The National Student Clearinghouse system might provide a basis for a non-governmental solution but at present it does not collect all the information needed to make accurate calculations. Moreover, not all colleges and universities participate in the Clearinghouse and those that do retain control over the use of the data. In short, even if the Clearinghouse had the requisite data, it could not release it without permission from the institutions that participate.
The Obama administration has proposed that state governments create education databases that can track students from kindergarten through college, collecting identical information so that it would be at least theoretically possible to follow students who move across state lines. Some foundations are supporting this effort, but the enormous complexity involved in the creation and then merging of multiple state databases suggests this system will, at best, require a decade of development.

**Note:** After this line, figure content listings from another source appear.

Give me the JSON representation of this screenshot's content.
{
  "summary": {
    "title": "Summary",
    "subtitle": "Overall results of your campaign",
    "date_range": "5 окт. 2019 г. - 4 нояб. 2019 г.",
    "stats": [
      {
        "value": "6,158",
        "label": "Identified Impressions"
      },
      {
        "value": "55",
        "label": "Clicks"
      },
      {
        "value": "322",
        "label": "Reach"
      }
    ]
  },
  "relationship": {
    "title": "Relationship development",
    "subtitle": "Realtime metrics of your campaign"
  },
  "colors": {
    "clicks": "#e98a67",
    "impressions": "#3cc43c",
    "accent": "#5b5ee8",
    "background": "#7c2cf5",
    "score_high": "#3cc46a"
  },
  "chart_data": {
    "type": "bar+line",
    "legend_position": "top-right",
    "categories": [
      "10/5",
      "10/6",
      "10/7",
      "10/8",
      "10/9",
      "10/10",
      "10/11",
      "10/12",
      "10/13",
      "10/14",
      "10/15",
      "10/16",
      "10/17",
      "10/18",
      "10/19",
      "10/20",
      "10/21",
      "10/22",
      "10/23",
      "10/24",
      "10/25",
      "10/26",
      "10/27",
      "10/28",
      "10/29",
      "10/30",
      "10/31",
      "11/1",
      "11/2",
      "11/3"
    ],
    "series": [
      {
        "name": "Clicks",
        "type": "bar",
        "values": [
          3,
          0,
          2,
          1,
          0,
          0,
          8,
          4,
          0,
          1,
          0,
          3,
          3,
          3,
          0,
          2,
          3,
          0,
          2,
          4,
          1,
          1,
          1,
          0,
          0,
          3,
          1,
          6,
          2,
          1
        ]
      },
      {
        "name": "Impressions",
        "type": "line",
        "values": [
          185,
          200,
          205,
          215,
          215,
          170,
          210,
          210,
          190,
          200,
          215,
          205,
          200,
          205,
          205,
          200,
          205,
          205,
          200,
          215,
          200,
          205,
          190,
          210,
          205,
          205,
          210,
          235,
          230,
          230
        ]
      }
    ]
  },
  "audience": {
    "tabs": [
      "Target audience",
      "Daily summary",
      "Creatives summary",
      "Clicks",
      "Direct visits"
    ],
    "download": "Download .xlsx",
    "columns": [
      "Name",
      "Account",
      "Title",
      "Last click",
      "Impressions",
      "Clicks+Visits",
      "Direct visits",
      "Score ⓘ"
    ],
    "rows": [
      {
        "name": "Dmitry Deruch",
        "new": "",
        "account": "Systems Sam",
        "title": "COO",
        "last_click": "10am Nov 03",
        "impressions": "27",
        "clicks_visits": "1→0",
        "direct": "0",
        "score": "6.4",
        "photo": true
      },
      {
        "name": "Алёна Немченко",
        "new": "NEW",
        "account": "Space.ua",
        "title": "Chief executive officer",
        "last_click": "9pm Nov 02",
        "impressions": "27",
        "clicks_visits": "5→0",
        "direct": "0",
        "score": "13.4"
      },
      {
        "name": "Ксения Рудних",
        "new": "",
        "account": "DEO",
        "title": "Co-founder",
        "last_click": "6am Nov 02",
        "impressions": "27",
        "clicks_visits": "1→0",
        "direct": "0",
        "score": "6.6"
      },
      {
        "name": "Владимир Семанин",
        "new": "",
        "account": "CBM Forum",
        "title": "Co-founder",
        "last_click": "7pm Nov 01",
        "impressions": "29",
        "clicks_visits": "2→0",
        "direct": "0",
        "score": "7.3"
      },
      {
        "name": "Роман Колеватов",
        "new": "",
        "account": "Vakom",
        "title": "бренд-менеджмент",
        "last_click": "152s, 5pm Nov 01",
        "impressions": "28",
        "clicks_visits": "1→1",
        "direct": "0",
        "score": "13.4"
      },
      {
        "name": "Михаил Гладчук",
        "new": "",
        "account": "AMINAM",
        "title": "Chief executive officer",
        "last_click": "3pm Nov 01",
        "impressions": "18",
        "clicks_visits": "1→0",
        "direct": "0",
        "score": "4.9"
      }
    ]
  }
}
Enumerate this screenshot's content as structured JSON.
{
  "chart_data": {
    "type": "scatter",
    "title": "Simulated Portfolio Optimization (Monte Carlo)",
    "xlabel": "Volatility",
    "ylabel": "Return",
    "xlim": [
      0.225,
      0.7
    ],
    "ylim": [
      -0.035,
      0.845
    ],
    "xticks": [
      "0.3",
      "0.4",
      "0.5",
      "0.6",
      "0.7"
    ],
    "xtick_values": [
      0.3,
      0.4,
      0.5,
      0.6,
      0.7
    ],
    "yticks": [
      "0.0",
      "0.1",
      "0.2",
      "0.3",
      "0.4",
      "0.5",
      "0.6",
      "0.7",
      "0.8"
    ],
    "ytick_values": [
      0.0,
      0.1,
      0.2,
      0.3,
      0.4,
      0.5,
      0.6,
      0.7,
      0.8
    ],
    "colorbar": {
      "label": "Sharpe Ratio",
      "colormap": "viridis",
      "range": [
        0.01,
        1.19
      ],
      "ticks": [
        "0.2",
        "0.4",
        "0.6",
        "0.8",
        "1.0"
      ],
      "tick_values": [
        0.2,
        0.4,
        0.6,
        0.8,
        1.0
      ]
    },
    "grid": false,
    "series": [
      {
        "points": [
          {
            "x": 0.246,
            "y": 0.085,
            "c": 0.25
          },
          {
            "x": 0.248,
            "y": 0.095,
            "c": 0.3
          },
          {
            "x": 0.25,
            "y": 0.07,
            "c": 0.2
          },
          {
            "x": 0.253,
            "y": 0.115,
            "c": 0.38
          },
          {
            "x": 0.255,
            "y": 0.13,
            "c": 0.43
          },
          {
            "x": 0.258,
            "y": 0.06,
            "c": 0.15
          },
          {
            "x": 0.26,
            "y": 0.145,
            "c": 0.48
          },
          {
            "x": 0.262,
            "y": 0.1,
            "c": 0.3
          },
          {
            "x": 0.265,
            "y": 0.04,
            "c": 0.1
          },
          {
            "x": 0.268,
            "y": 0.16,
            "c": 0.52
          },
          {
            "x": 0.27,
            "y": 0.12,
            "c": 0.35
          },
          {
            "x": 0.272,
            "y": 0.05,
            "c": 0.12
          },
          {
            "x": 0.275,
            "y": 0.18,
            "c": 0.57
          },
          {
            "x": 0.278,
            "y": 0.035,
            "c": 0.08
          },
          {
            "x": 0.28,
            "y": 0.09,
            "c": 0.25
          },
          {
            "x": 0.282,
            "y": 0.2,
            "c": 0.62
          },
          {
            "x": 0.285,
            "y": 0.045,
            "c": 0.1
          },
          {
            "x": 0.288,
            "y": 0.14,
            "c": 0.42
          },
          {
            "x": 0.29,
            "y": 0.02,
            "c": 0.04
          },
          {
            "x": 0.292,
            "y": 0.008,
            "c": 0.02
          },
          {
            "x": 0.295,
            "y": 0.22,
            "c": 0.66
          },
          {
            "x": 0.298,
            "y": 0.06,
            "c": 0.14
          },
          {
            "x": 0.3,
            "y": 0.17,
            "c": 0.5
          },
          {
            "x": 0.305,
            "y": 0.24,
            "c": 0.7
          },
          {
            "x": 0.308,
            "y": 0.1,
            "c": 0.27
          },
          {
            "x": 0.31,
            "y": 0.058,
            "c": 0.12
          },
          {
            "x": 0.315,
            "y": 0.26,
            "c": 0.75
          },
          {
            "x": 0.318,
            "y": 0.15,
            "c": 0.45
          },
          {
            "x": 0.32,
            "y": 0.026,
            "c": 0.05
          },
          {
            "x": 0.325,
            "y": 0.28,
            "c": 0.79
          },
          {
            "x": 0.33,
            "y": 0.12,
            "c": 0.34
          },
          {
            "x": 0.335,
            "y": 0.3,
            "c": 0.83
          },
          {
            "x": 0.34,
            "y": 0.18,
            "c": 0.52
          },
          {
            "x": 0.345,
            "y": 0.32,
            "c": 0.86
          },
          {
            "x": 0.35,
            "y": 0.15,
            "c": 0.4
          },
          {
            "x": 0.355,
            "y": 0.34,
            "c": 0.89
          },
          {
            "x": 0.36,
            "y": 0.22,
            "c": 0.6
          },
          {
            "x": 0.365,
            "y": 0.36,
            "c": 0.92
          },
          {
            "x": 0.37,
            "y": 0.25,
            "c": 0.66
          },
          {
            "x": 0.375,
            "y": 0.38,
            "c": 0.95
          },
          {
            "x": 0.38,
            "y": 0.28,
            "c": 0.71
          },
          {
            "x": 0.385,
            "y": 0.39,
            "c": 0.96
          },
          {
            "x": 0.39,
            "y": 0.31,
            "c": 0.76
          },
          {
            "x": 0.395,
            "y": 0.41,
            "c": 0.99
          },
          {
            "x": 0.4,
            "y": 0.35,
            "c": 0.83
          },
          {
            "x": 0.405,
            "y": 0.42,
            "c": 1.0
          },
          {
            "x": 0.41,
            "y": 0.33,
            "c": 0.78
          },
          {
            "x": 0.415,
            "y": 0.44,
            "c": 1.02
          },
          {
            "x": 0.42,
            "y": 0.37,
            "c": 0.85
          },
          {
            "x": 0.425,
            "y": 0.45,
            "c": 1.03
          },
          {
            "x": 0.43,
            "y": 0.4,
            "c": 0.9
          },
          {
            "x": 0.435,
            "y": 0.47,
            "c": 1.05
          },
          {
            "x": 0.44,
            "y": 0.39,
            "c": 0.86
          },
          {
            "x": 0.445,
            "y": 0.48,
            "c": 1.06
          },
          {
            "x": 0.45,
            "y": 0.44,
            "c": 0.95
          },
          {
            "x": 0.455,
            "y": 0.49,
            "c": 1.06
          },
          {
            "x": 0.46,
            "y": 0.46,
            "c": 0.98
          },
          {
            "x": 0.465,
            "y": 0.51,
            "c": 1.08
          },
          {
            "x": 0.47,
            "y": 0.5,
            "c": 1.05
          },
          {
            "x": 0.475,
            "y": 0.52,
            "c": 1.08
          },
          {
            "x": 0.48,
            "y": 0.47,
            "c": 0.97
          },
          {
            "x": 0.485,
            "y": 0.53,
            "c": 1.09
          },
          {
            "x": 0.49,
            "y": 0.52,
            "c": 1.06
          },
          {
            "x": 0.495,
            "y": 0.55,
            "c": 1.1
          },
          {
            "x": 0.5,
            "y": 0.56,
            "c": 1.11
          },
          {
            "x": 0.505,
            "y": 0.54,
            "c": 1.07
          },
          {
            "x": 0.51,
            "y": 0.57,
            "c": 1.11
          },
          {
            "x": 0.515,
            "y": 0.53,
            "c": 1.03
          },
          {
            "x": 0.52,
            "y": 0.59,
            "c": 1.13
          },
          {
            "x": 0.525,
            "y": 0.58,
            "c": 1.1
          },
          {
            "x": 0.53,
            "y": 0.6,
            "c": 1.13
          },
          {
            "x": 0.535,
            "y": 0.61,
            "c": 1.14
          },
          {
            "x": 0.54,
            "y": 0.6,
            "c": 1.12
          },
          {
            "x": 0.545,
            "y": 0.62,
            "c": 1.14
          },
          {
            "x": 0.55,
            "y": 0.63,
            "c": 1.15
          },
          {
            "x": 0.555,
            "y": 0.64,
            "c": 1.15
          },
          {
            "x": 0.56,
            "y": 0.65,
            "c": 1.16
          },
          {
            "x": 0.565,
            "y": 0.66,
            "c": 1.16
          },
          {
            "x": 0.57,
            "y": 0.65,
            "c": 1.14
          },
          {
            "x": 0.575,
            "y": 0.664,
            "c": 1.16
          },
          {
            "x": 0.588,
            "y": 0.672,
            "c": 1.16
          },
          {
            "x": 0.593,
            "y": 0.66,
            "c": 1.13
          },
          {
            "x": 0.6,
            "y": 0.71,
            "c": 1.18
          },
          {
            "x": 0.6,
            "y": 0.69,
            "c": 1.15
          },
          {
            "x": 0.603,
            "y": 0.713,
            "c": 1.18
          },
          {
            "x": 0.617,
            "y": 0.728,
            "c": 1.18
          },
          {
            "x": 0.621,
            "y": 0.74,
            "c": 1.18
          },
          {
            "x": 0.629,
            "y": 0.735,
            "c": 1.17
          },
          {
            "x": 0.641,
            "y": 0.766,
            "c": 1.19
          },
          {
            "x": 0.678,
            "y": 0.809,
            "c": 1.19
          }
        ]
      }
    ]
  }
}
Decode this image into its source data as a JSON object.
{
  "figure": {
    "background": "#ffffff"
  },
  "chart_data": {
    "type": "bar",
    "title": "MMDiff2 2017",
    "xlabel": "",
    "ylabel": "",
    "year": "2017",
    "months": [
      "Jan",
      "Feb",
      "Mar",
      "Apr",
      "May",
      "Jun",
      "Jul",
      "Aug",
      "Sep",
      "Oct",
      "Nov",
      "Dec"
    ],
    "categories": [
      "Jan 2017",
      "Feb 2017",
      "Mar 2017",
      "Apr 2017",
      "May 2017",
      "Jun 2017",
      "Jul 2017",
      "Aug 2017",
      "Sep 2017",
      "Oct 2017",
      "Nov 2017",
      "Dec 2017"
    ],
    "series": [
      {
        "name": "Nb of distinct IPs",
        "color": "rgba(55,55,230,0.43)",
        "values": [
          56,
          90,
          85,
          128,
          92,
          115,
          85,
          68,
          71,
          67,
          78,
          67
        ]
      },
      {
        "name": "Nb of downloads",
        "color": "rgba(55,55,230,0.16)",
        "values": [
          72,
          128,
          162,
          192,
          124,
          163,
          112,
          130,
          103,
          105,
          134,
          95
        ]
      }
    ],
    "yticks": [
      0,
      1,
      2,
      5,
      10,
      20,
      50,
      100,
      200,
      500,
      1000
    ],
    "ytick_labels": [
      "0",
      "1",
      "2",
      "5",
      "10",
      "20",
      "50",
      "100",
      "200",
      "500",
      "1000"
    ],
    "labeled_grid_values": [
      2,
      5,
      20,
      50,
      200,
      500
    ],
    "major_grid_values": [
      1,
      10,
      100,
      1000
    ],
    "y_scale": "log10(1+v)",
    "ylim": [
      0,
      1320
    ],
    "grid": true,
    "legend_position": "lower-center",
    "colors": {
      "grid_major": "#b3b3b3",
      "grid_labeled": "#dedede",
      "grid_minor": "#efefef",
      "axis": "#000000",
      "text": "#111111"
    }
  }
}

So given their complexity, do college graduation rates really matter? In fact, they do because in the eyes of the public, policy makers, and the media, they provide a clear, simple, and logical—if often misleading—number. Indeed, a recent study from the American Enterprise Institute for Public Policy Research compared investing in a college education without knowing an institution’s graduation rate to buying a car without knowing its mileage. This is not exactly a fair comparison, as under federal standards, car mileage is precisely calculated by putting all cars through an identical set of tests in a carefully controlled setting.
When graduation rates are determined, little is controlled and much is excluded or ignored. At best, graduation rates are—for the vast majority of schools—an estimate based on a relatively small number of students. And therefore, as they always say in the car ads, “Your mileage may vary.”
Bryan Cook is director, Center for Policy Analysis, American Council on Education, and Terry W. Hartle is senior vice president, Division of Government & Public Affairs, ACE.
1. The 2008 Higher Education Opportunity Act expanded the window for graduation rates to 200 percent of normal time to degree (eight years for four-year institutions and four years for two-year institutions).
2. The Student Right-to-Know and Campus Security Act requires colleges and universities to collect and report data on various subjects, including graduation and retention rates.
3. IPEDS is a system of interrelated surveys that collects information on all colleges and universities that receive Title IV funding. The surveys are conducted annually by the U.S. Department of Education’s National Center for Education Statistics (NCES ).
4. Although the 2008 Higher Education Opportunity Act expanded this window to eight years, an increasing number of students work to afford college (some even stopping out for significant periods of time), so it is conceivable that more and more students may be taking longer than eight years to complete a degree.